Accessibility — and ensuring AI is free from ableist bias — is an ethical issue the technology is still catching up on, panelists said.
“Every person really is unique, and I think that’s the key,” said Owen Barton, CTO of CivicActions. “Most AI systems work broadly on averages. They’re going to try to come up with the solution that best fits the training data that it’s seen, and most of the training data that it’s seen will not be about people with disabilities.”
Will AI be able to respond to a unique voice or way of typing?

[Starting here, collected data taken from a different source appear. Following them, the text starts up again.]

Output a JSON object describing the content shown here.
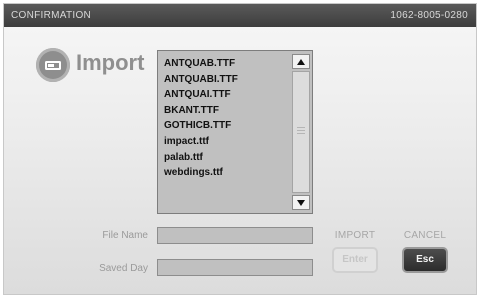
{
  "header": {
    "title": "CONFIRMATION",
    "code": "1062-8005-0280"
  },
  "import_heading": "Import",
  "icon": "import-icon",
  "files": [
    "ANTQUAB.TTF",
    "ANTQUABI.TTF",
    "ANTQUAI.TTF",
    "BKANT.TTF",
    "GOTHICB.TTF",
    "impact.ttf",
    "palab.ttf",
    "webdings.ttf"
  ],
  "fields": {
    "file_name_label": "File Name",
    "file_name_value": "",
    "saved_day_label": "Saved Day",
    "saved_day_value": ""
  },
  "buttons": {
    "import_caption": "IMPORT",
    "import_label": "Enter",
    "cancel_caption": "CANCEL",
    "cancel_label": "Esc"
  },
  "colors": {
    "title_bar": "#444444",
    "list_background": "#c0c0c0",
    "cancel_button": "#333333",
    "disabled_text": "#c6c6c6"
  }
}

It’s unclear. “Because the space is so new, we don’t have those kind of practices to be able to get assurance that these AI systems are accessible,” Barton said.
The solution comes back to having a “human in the loop” — particularly someone who can represent the disabled community, said Mouw.
“Don’t assume that you can figure that out in your own testing — make sure you have that representation and that skillset to train on and test the AI and how it’s actually doing for people who use screenreaders, for people who cannot see or hear,” Mouw said.
Ethics should become an embodiment of the technology, as opposed to something to add to it later, said Mouw.
“Setting up those metrics together, I think, is just going to be a really big part of operationalizing ethics,” she said.
AI is complex, but it can be steered in certain directions, added Ron Jones, CEO of G2X.
“Giving a dog a treat is akin to telling an AI good job,” Jones said. “It mostly wants to please the human, please the user.”
The real challenge is not whether AI is ethical, but whether its designers and users are, panelists said.
“It really comes down to how we design, govern and oversee these tools and the people that are using these tools,” said panel moderator Liz Tupper, senior director of product for CivicActions.